This section describes the rights and responsibilities of authorized investigators associated with their use of Databrary.
To become authorized, applicants must register and sign the Databrary Access Agreement and have their agreement signed by an authorized representative of their institution.
Guiding Ethical Principles
Databrary's three guiding ethical principles embody the commitment that is expected of all community members to build a community that follows the highest ethical standards.
As a member of the Databrary community you promise to:
- Treat Databrary data with the same high standard of care that you treat data collected in your own laboratory.
- Ensure that participants' wishes about sharing their data are respected.
- Take care in granting and managing access for affiliates and take responsibility for their use of Databrary.
Specific Responsibilities for Authorized Investigators
As an authorized investigator you agree to:
- Comply with your institution's policies on the conduct of research.
- Have completed research ethics training that meets the institution's standards.
- Keep your contact information and institutional affiliation current on Databrary.

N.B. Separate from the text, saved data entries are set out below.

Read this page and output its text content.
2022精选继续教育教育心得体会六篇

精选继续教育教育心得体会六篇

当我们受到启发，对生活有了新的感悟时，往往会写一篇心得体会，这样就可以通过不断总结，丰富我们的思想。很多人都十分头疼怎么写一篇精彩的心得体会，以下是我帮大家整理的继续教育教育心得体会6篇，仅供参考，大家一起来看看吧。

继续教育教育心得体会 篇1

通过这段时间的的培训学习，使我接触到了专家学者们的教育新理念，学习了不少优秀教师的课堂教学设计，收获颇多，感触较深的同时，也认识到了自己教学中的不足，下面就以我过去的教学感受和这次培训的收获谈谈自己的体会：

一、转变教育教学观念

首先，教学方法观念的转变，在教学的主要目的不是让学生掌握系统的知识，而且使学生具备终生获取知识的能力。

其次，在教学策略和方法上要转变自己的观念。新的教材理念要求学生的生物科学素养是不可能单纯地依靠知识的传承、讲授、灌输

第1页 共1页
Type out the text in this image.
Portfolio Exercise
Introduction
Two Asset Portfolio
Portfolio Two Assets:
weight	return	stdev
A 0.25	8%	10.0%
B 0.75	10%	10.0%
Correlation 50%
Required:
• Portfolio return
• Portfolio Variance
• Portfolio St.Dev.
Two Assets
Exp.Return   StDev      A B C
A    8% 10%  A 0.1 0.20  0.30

Investigators agree to follow all relevant national, state, and local laws and regulations that pertain to the use of Databrary resources.

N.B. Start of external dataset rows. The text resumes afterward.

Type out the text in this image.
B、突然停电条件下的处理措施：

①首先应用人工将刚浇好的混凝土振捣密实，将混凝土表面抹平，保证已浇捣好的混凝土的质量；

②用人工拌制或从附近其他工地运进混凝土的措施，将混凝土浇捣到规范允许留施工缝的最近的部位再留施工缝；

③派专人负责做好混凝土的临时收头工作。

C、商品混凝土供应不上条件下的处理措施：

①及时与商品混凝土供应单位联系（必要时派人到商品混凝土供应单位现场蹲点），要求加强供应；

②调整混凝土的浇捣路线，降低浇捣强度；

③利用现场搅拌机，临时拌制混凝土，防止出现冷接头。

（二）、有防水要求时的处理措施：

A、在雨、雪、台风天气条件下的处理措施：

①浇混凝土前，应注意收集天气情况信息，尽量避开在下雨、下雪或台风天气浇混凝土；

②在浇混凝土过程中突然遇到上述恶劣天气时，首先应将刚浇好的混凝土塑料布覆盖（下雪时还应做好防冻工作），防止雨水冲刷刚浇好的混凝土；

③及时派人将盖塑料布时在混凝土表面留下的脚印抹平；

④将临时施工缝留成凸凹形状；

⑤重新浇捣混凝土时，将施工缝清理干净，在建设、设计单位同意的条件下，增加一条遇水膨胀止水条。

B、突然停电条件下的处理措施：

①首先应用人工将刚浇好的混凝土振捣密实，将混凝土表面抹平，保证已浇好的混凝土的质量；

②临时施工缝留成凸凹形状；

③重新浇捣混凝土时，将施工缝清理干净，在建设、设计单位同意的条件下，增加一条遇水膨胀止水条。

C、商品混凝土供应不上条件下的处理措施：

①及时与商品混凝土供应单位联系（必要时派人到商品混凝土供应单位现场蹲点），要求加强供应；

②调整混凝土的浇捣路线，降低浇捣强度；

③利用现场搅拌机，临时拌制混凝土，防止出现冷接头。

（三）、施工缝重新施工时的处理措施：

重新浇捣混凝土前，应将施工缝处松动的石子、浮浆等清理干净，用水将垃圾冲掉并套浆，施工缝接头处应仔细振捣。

Investigators acknowledge that they have read and understand the Databrary Bill of Rights, the Databrary Data Sharing Manifesto, and all other Databrary policies.
Each party shall be responsible for its negligent acts or omissions and the negligent acts or omissions of its employees, officers, or director's, to the extent allowed by law.

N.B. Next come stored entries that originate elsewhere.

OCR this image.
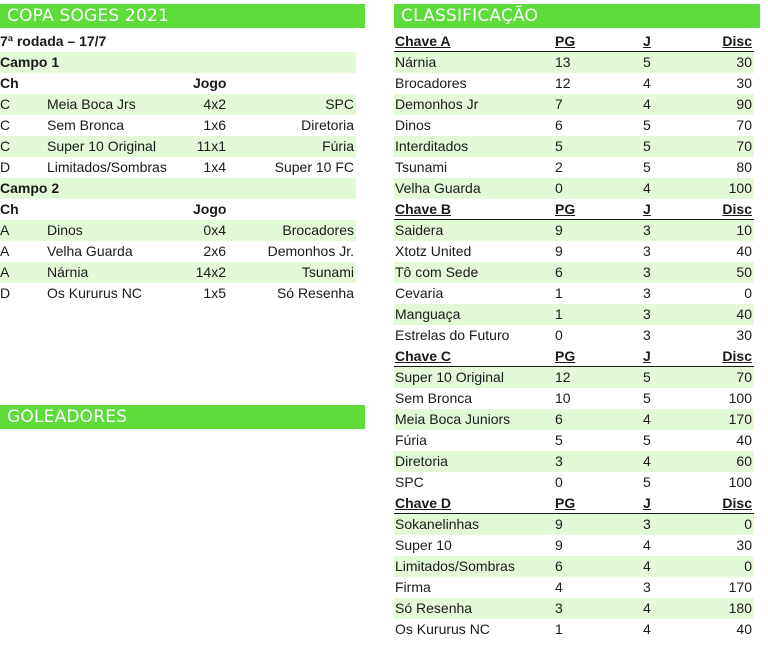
COPA SOGES 2021	CLASSIFICAÇÃO
GOLEADORES
7ª rodada – 17/7
Campo 1
Ch	Jogo
C	Meia Boca Jrs	4x2	SPC
C	Sem Bronca	1x6	Diretoria
C	Super 10 Original	11x1	Fúria
D	Limitados/Sombras	1x4	Super 10 FC
Campo 2
Ch	Jogo
A	Dinos	0x4	Brocadores
A	Velha Guarda	2x6	Demonhos Jr.
A	Nárnia	14x2	Tsunami
D	Os Kururus NC	1x5	Só Resenha
Chave A	PG	J	Disc
Nárnia	13	5	30
Brocadores	12	4	30
Demonhos Jr	7	4	90
Dinos	6	5	70
Interditados	5	5	70
Tsunami	2	5	80
Velha Guarda	0	4	100
Chave B	PG	J	Disc
Saidera	9	3	10
Xtotz United	9	3	40
Tô com Sede	6	3	50
Cevaria	1	3	0
Manguaça	1	3	40
Estrelas do Futuro	0	3	30
Chave C	PG	J	Disc
Super 10 Original	12	5	70
Sem Bronca	10	5	100
Meia Boca Juniors	6	4	170
Fúria	5	5	40
Diretoria	3	4	60
SPC	0	5	100
Chave D	PG	J	Disc
Sokanelinhas	9	3	0
Super 10	9	4	30
Limitados/Sombras	6	4	0
Firma	4	3	170
Só Resenha	3	4	180
Os Kururus NC	1	4	40
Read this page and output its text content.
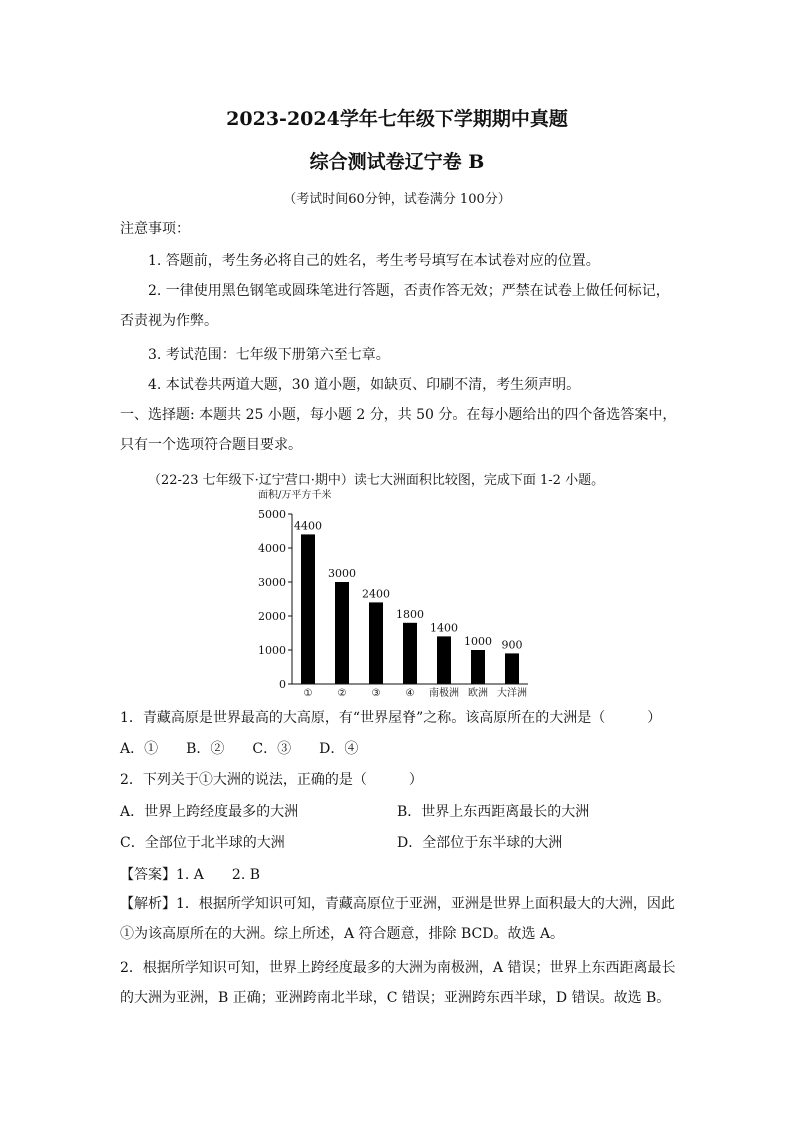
2023-2024学年七年级下学期期中真题
综合测试卷辽宁卷 B
（考试时间60分钟，试卷满分 100分）
注意事项：
1. 答题前，考生务必将自己的姓名，考生考号填写在本试卷对应的位置。
2. 一律使用黑色钢笔或圆珠笔进行答题，否责作答无效；严禁在试卷上做任何标记，否责视为作弊。
3. 考试范围：七年级下册第六至七章。
4. 本试卷共两道大题，30 道小题，如缺页、印刷不清，考生须声明。
一、选择题: 本题共 25 小题，每小题 2 分，共 50 分。在每小题给出的四个备选答案中，只有一个选项符合题目要求。
（22-23 七年级下·辽宁营口·期中）读七大洲面积比较图，完成下面 1-2 小题。
面积/万平方千米
5000
4000
3000
2000
1000
0
4400
3000
2400
1800
1400
1000 900
①	②	③	④ 南极洲 欧洲 大洋洲
1．青藏高原是世界最高的大高原，有“世界屋脊”之称。该高原所在的大洲是（　　　）
A．①　　B．②　　C．③　　D．④
2．下列关于①大洲的说法，正确的是（　　　）
A．世界上跨经度最多的大洲	B．世界上东西距离最长的大洲
C．全部位于北半球的大洲	D．全部位于东半球的大洲
【答案】1. A　　2. B
【解析】1．根据所学知识可知，青藏高原位于亚洲，亚洲是世界上面积最大的大洲，因此①为该高原所在的大洲。综上所述，A 符合题意，排除 BCD。故选 A。
2．根据所学知识可知，世界上跨经度最多的大洲为南极洲，A 错误；世界上东西距离最长的大洲为亚洲，B 正确；亚洲跨南北半球，C 错误；亚洲跨东西半球，D 错误。故选 B。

Researchers agree to use the highest level of professional judgment and to uphold the highest ethical principles in protecting the privacy interests of human participants depicted in Databrary excerpts, and in determining which excerpts and images will be shared in public settings (e.g., research presentations, class lectures) for informational or educational purposes. Researchers understand that such uses (e.g., research presentations, class lectures) may be videotaped or recorded and that those videos or recordings may then be made available to the public via the internet (e.g., YouTube). Wherever reasonably possible, researchers will restrict the extent of public exposure to such human subjects to informational, educational, or research contexts.